Assunzione di responsabilità, ricerca della verità, necessità della trasformazione e della ricostruzione: sono le sfide che una generazione si è trovata di fronte quasi ottanta anni fa.
Sono lontane e imparagonabili, certo, ma sono così diverse dalle sfide che stiamo affrontando più o meno consapevolmente in questo nostro tempo?
Per questo come amministrazione vogliamo legare fortemente il 25 aprile al concetto di scelta.
Lo facciamo chiedendo ai ragazzi delle scuole di raccontarci come vedono il mondo, come elaborano la storia nei fatti di oggi. Lo facciamo come cittadini non voltandoci dall’altra parte quando qualcosa non va come dovrebbe andare. Esprimendo le nostre idee, promuovendo un approccio empatico nei confronti degli altri. Ma sapendo, allo stesso tempo, da che parte stare. Quali sono i valori che ci guidano come comunità larga.
Per questo anticipo che partirà un progetto biennale che ci condurrà al 25 aprile 2025, anno in cui celebreremo gli 80 anni della Liberazione.

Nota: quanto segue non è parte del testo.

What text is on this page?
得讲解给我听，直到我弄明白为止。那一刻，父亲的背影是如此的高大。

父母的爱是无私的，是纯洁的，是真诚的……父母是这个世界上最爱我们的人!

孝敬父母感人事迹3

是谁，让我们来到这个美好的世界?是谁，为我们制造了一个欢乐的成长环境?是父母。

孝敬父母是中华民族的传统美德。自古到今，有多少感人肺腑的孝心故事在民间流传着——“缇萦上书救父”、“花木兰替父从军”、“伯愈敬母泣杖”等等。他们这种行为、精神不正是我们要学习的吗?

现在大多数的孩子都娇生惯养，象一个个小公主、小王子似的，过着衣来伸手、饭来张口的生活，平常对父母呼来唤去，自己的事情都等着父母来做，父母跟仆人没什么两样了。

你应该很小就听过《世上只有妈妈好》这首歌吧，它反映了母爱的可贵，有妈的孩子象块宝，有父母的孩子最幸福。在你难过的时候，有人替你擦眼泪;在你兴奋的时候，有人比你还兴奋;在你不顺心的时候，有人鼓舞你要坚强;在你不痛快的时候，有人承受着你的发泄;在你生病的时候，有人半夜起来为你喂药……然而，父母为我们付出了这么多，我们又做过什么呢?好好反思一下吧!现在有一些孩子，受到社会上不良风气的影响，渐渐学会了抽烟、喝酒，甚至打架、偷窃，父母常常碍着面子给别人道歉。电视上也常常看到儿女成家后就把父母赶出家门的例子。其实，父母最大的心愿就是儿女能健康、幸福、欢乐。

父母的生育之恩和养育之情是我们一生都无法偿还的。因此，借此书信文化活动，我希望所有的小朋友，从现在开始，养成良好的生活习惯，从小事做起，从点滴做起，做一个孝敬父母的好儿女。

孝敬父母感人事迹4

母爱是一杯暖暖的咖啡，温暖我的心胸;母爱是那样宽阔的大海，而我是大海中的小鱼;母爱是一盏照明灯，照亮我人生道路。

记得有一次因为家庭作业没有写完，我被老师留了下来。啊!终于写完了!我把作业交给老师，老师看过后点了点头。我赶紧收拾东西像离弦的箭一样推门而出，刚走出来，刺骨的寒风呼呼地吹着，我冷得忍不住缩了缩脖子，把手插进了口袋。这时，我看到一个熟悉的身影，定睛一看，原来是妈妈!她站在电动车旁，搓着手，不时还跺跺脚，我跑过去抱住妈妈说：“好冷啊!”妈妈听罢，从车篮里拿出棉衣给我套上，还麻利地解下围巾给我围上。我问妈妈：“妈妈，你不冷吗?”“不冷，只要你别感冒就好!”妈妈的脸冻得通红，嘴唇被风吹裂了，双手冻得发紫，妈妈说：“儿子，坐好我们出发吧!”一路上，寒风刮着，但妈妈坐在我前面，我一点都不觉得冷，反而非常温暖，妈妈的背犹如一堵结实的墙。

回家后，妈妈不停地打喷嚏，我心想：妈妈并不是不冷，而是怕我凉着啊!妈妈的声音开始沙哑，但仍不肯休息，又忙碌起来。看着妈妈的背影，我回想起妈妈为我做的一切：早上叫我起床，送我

Negli anni ho avuto la fortuna di salire su questo palco con la bandiera dell’Anpi, insieme a Claudio Galli, partigiano budriese e persona cara a cui, ancora oggi, siamo profondamente legati. Ho fatto parte dell’ultima generazione di antifascisti che ha avuto la possibilità di essere con lui qui il 25 aprile e in tanti altri momenti di trasmissione della memoria. Galli ci ha insegnato, con molta umanità e semplicità, l’importanza di quella bandiera, la centralità dei valori di cui è stato instancabile testimone e di cui siamo diventati noi, ora, promotori.
La sua tenacia, oggi, è la nostra.
Anche per questo motivo, essere qui per il discorso della Liberazione – lo ammetto – con la fascia tricolore è una grande emozione che condivido insieme a voi, nella piazza del nostro paese.
Grazie. Viva la Resistenza. Viva la Liberazione d’Italia.